Benefits to Grandparents
The benefits to grandparents of a close connection to their grandchildren include:
- Grandparents say they feel a “joyful freedom” in their new role. They don’t feel the pressure they felt as a parent. There’s a saying that a mother truly becomes a grandmother the day she stops noticing all the terrible things her children do because she’s so enchanted with all the wonderful things her grandchildren do. As a grandparent, you get all the benefits and joys of parenthood without many of the drawbacks.
- Many people see grandparenthood as a “second chance.” Maybe you weren’t able to spend as much time with your own children as you would have liked, or made some mistakes you’ve now learned from. Grandchildren are a fresh start.
- Active, involved grandparents consistently report much less depression and higher degrees of life satisfaction. They tend to be happier with their present life and more hopeful for the future.
- Grandparents and grandchildren fulfill the role of student and teacher for each other, and it’s not always the older person who does the teaching. Children like to feel needed, and they can teach their grandparents lots of things – like how to find some pretty cool stuff on the Internet! Grandchildren also help you see the world anew again, through a child’s eyes.
- Grandparents have an opportunity to leave a powerful legacy, to make a difference, to send a message into the future through their grandchildren.
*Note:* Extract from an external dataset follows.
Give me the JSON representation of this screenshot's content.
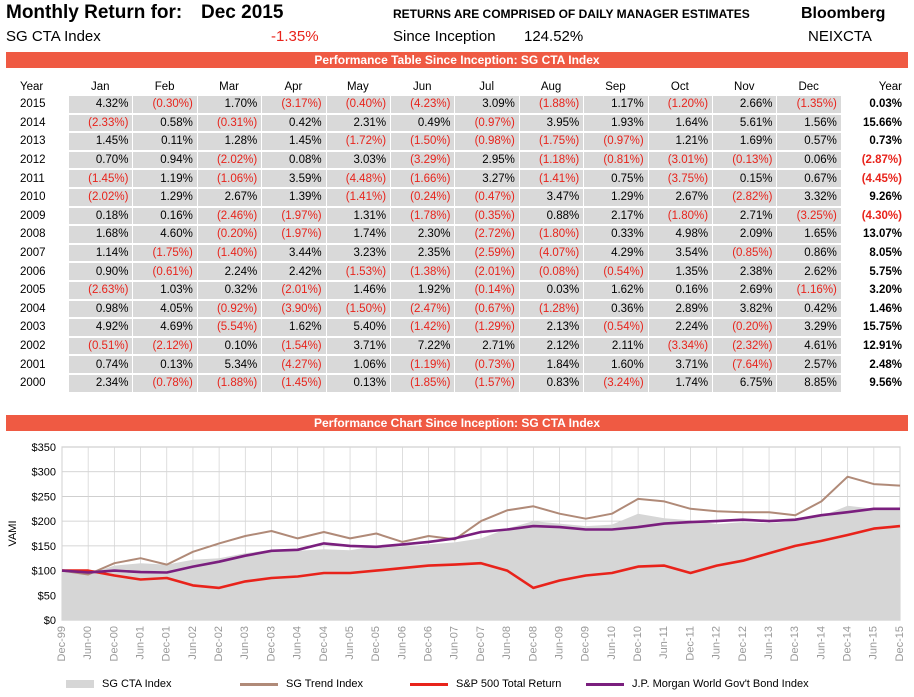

The relationship can fulfill our need for immortality.
Benefits to Parents
The benefits to parents when the “grand generation” is a part of their lives and their children’s lives are also clear.
Today’s parents are often stressed and overwhelmed. A loving, supportive grandparent can give them someone to talk with – someone who’s “been there” but now, with the benefit of hindsight, can help put issues into perspective. It’s also comforting for parents to know that there are other adults who love their children and are looking out for them. Grandparents take some of the pressure off parents. Finally, there is the tangible support of reasonable physical or financial help when it’s needed. Grandparents can be a safety net in the highwire act we call the modern family.
Many people say their relationship with their parents improves when children enter the picture. For example, an overly strict parent suddenly becomes a “softie” as a grandparent. Adult children see their parents in a new light, and this can help heal relationships.
Bottom line: most parents WANT grandparents to be involved – not in a judgmental, meddling way, but in a loving, supportive way.